入社3年目、初めて一人でお客様を担当させていただきました。
それまでは上司に同行しての営業が中心で、正直なところ「営業とはこういうものだ」という実感を持てないまま、時間だけが過ぎていました。
いざ一人になると、何を話せばいいのか、どうすれば売上につながるのか、まったく分かりませんでした。特に、担当地区の大手のお客様との営業は、今でも忘れられません。
断られ続けた一年半
社長にアポイントを取ることもできず、商品を持って伺っても提案は断られる。この状況が一年半続きました。会ってももらえない。話すことすらできない。「営業とはこんなにも厳しいものなのか。私は営業に向いていないのでは」と、何度も悩みました。
思いがけない一言がくれた転機
そんなある日、また断られて帰ろうとした時、社員の方から「帰っちゃだめだ。中で待っていなさい。社長が戻ってくるから」と声をかけていただきました。
しばらくして戻ってこられた社長に「何でいるの?」
と聞かれ、私は「どうしても見ていただきたい商品があります」と伝えました。
すると社長は笑いながら「商品を持ってきなさい」
と言ってくださり、結果として初めて大きな金額の商売につながりました。
営業の本質を教わった言葉
その時、社長からかけていただいた言葉があります。
「断られてからが商売だ。
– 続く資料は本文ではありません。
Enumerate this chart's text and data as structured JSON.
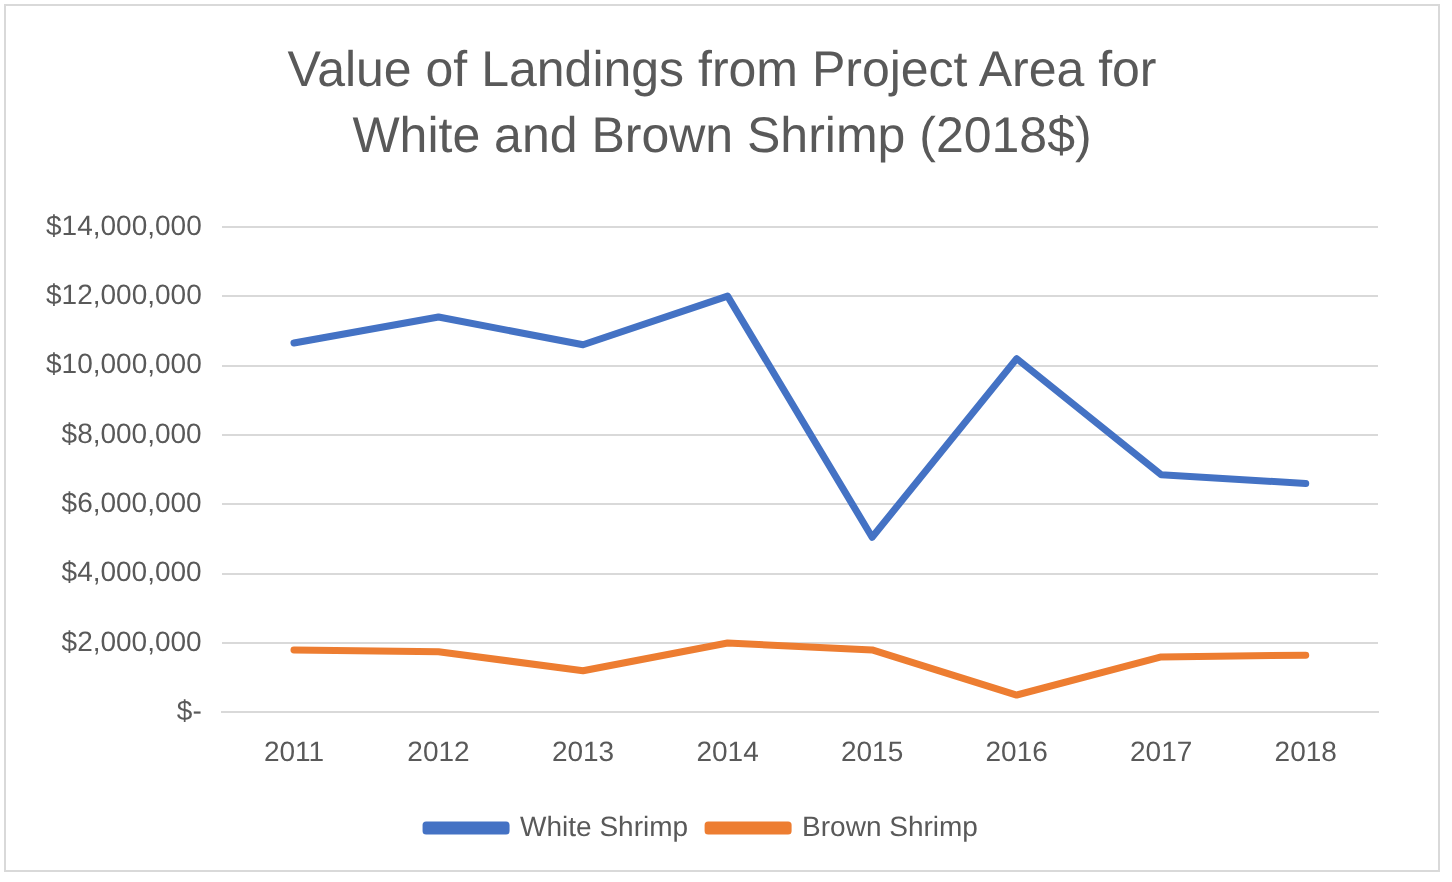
{
  "chart_data": {
    "type": "line",
    "title": "Value of Landings from Project Area for White and Brown Shrimp (2018$)",
    "categories": [
      "2011",
      "2012",
      "2013",
      "2014",
      "2015",
      "2016",
      "2017",
      "2018"
    ],
    "series": [
      {
        "name": "White Shrimp",
        "color": "#4472c4",
        "values": [
          10650000,
          11400000,
          10600000,
          12000000,
          5050000,
          10200000,
          6850000,
          6600000
        ]
      },
      {
        "name": "Brown Shrimp",
        "color": "#ed7d31",
        "values": [
          1800000,
          1750000,
          1200000,
          2000000,
          1800000,
          500000,
          1600000,
          1650000
        ]
      }
    ],
    "ylim": [
      0,
      14000000
    ],
    "yticks": [
      {
        "value": 0,
        "label": "$-"
      },
      {
        "value": 2000000,
        "label": "$2,000,000"
      },
      {
        "value": 4000000,
        "label": "$4,000,000"
      },
      {
        "value": 6000000,
        "label": "$6,000,000"
      },
      {
        "value": 8000000,
        "label": "$8,000,000"
      },
      {
        "value": 10000000,
        "label": "$10,000,000"
      },
      {
        "value": 12000000,
        "label": "$12,000,000"
      },
      {
        "value": 14000000,
        "label": "$14,000,000"
      }
    ],
    "grid": "y",
    "legend": "bottom",
    "marker": "none",
    "line_style": "solid"
  }
}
粘り強く提案することが大切なんだよ。経営者は熱心な人が好きだから」
当時の私は、断られたらすぐに引き下がってしまう営業でした。
もしあの時、社長にお会いしていなければ、営業という仕事の面白さを知ることなく、この仕事を辞めていたかもしれません。
今も変わらない営業の原点
時は経ちましたが、あの時の経験が今の自分の原点です。
断られた時こそ一歩踏みとどまり、お客様のために何が最善かを考え続ける。
初心を忘れず、これからも粘り強く営業に向き合っていきたいと思います。